With that in mind we decided to take a look at the top 10 dog breeds in Australia and try to understand what it is about their temperament and nature that makes them such good pets.
Australian Cattle Dog
Also known as the Blue Heeler, the cattle dog is one of the country’s most iconic medium-sized dog breeds – and also one of the most intelligent. Bred originally for herding and driving cattle, the blue heeler has a gentle and warm temperament, is great with children and is a wonderful addition to any family.
Bred originally for 'retrieving' (as a hunting and game dog) the golden retriever is one of the most gentle and family friendly breeds around. Smart, good natured and with a constant eagerness to please, the Golden Retriever is one of the most popular larger breeds.
American Staffordshire Terrier
Also known as the Staffy or Amstaff, this medium-sized dog breed is popular because of its short fur and active temperament. The staffy is an intelligent, outgoing and confident dog and makes a loyal and extremely affectionate family pet.
this small breed of dog is a popular choice with families where space is limited. Unlike some bigger dogs, the pug requires less exercise and needs less space to move around. The pug is a keen, and animated pet who is loyal and very affectionate. They are also not yappy or loud dogs.
Originally bred in Germany as a type of water dog, the poodle is a popular small to medium dog breed among Aussie families. Forget the ridiculous pompom look of the ‘sissy’ poodle and think easy to brush, hypo-allergenic and (very) light shedding. Combine this with a friendly, good natured and smart temperament and you have a very popular Australian dog breed.
One of the larger breeds to make this list, the Rottie is actually a constant and gentle companion that has a loving heart and even gentler soul. Rotties have a natural instinct to protect their owners so it is important that training and socialisation happens very early in a rottie’s life. Be firm and fair with your Rottweiler and you will have a companion for life.
Cavalier King Charles Spaniel
One of the most popular small dog breeds (especially in the UK) the King Charles Spaniel was bred specifically to be a companion dog, a role they have very successfully taken on. With big brown eyes and droopy ears, the Cavalier breed is definitely a “cute dog” - popular with families because of its small size and warm temperament.

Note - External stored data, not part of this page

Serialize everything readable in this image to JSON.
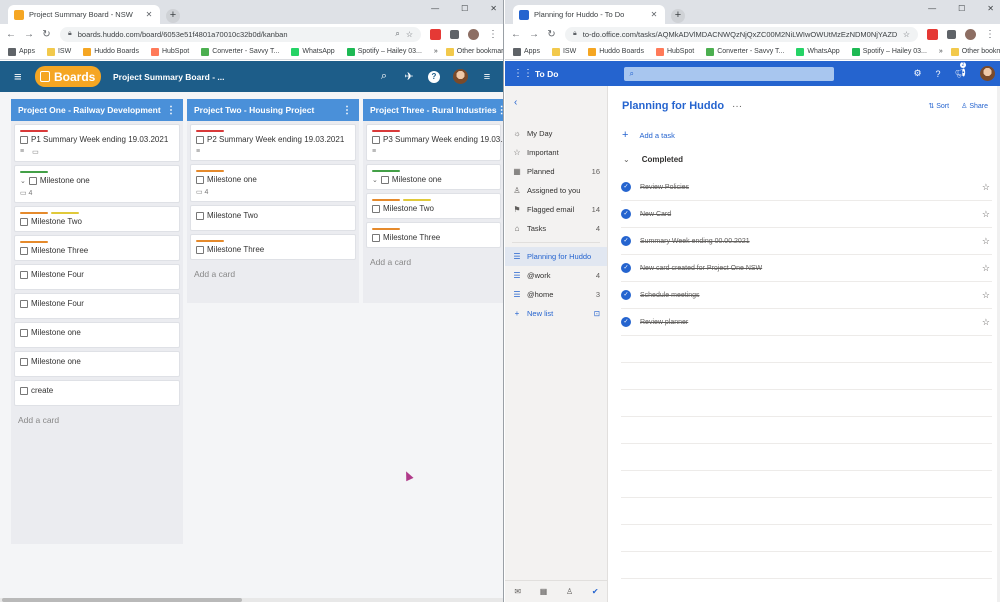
{
  "left_browser": {
    "tab_title": "Project Summary Board - NSW",
    "url": "boards.huddo.com/board/6053e51f4801a70010c32b0d/kanban",
    "bookmarks": [
      "Apps",
      "ISW",
      "Huddo Boards",
      "HubSpot",
      "Converter - Savvy T...",
      "WhatsApp",
      "Spotify – Hailey 03..."
    ],
    "other_bookmarks": "Other bookmarks",
    "more": "»"
  },
  "huddo": {
    "logo_text": "Boards",
    "board_title": "Project Summary Board - ...",
    "columns": [
      {
        "title": "Project One - Railway Development",
        "cards": [
          {
            "title": "P1 Summary Week ending 19.03.2021",
            "labels": [
              "#d93a3a"
            ],
            "meta": [
              "≡",
              "▭"
            ],
            "expand": false
          },
          {
            "title": "Milestone one",
            "labels": [
              "#43a047"
            ],
            "meta": [
              "▭ 4"
            ],
            "expand": true
          },
          {
            "title": "Milestone Two",
            "labels": [
              "#e58a2c",
              "#e0c93a"
            ],
            "meta": [],
            "expand": false
          },
          {
            "title": "Milestone Three",
            "labels": [
              "#e58a2c"
            ],
            "meta": [],
            "expand": false
          },
          {
            "title": "Milestone Four",
            "labels": [],
            "meta": [],
            "expand": false
          },
          {
            "title": "Milestone Four",
            "labels": [],
            "meta": [],
            "expand": false
          },
          {
            "title": "Milestone one",
            "labels": [],
            "meta": [],
            "expand": false
          },
          {
            "title": "Milestone one",
            "labels": [],
            "meta": [],
            "expand": false
          },
          {
            "title": "create",
            "labels": [],
            "meta": [],
            "expand": false
          }
        ],
        "add_card": "Add a card"
      },
      {
        "title": "Project Two - Housing Project",
        "cards": [
          {
            "title": "P2 Summary Week ending 19.03.2021",
            "labels": [
              "#d93a3a"
            ],
            "meta": [
              "≡"
            ],
            "expand": false
          },
          {
            "title": "Milestone one",
            "labels": [
              "#e58a2c"
            ],
            "meta": [
              "▭ 4"
            ],
            "expand": false
          },
          {
            "title": "Milestone Two",
            "labels": [],
            "meta": [],
            "expand": false
          },
          {
            "title": "Milestone Three",
            "labels": [
              "#e58a2c"
            ],
            "meta": [],
            "expand": false
          }
        ],
        "add_card": "Add a card"
      },
      {
        "title": "Project Three - Rural Industries",
        "cards": [
          {
            "title": "P3 Summary Week ending 19.03.2021",
            "labels": [
              "#d93a3a"
            ],
            "meta": [
              "≡"
            ],
            "expand": false
          },
          {
            "title": "Milestone one",
            "labels": [
              "#43a047"
            ],
            "meta": [],
            "expand": true
          },
          {
            "title": "Milestone Two",
            "labels": [
              "#e58a2c",
              "#e0c93a"
            ],
            "meta": [],
            "expand": false
          },
          {
            "title": "Milestone Three",
            "labels": [
              "#e58a2c"
            ],
            "meta": [],
            "expand": false
          }
        ],
        "add_card": "Add a card"
      }
    ]
  },
  "right_browser": {
    "tab_title": "Planning for Huddo - To Do",
    "url": "to-do.office.com/tasks/AQMkADVlMDACNWQzNjQxZC00M2NiLWIwOWUtMzEzNDM0NjYAZDFjMA...",
    "bookmarks": [
      "Apps",
      "ISW",
      "Huddo Boards",
      "HubSpot",
      "Converter - Savvy T...",
      "WhatsApp",
      "Spotify – Hailey 03..."
    ],
    "other_bookmarks": "Other bookmarks",
    "more": "»"
  },
  "todo": {
    "brand": "To Do",
    "notification_count": "2",
    "sidebar": [
      {
        "label": "My Day",
        "icon": "☼",
        "count": ""
      },
      {
        "label": "Important",
        "icon": "☆",
        "count": ""
      },
      {
        "label": "Planned",
        "icon": "▦",
        "count": "16"
      },
      {
        "label": "Assigned to you",
        "icon": "♙",
        "count": ""
      },
      {
        "label": "Flagged email",
        "icon": "⚑",
        "count": "14"
      },
      {
        "label": "Tasks",
        "icon": "⌂",
        "count": "4"
      }
    ],
    "lists": [
      {
        "label": "Planning for Huddo",
        "count": ""
      },
      {
        "label": "@work",
        "count": "4"
      },
      {
        "label": "@home",
        "count": "3"
      }
    ],
    "new_list": "New list",
    "list_title": "Planning for Huddo",
    "sort_label": "Sort",
    "share_label": "Share",
    "add_task": "Add a task",
    "completed_label": "Completed",
    "completed_tasks": [
      "Review Policies",
      "New Card",
      "Summary Week ending 00.00.2021",
      "New card created for Project One NSW",
      "Schedule meetings",
      "Review planner"
    ]
  },
  "colors": {
    "huddo_header": "#1d5d89",
    "column_header": "#4a90d9",
    "todo_blue": "#2564cf",
    "logo_orange": "#f5a623"
  }
}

One of the most intelligent of all dogs, the German Shepherd is a large dog breed popular with police and military because of their high intelligence (making them easy to train), strength, and loyalty. These traits also serve to make this breed a wonderful family pet – the third most popular in fact.
Affectionately known as the "sheep-dog," the Border Collie is one of the most intelligent and highly trainable dog breeds in Australia. This acute awareness makes them great family pets, although they can be sensitive to noises and need a lot of exercise so may not be the best choice for families with small children and inner city living.
And the Winner is...
The Lab is one of Australia’s favourite breeds because it is loyal, loving, patient, and highly affectionate. With a playful and friendly temperament, their high intelligence makes them easily trainable and a popular choice for services such as seeing-eye dogs and rescue work. The Lab is a large breed of dog and are wonderful with children and other animals, making it a clear favourite among Australian families.
Regardless of what breed of dog you decide to choose, always remember that a pet is for life. Show patience and kindness and your new best friend will return it in spades, no matter what colour, size, breed or type they are.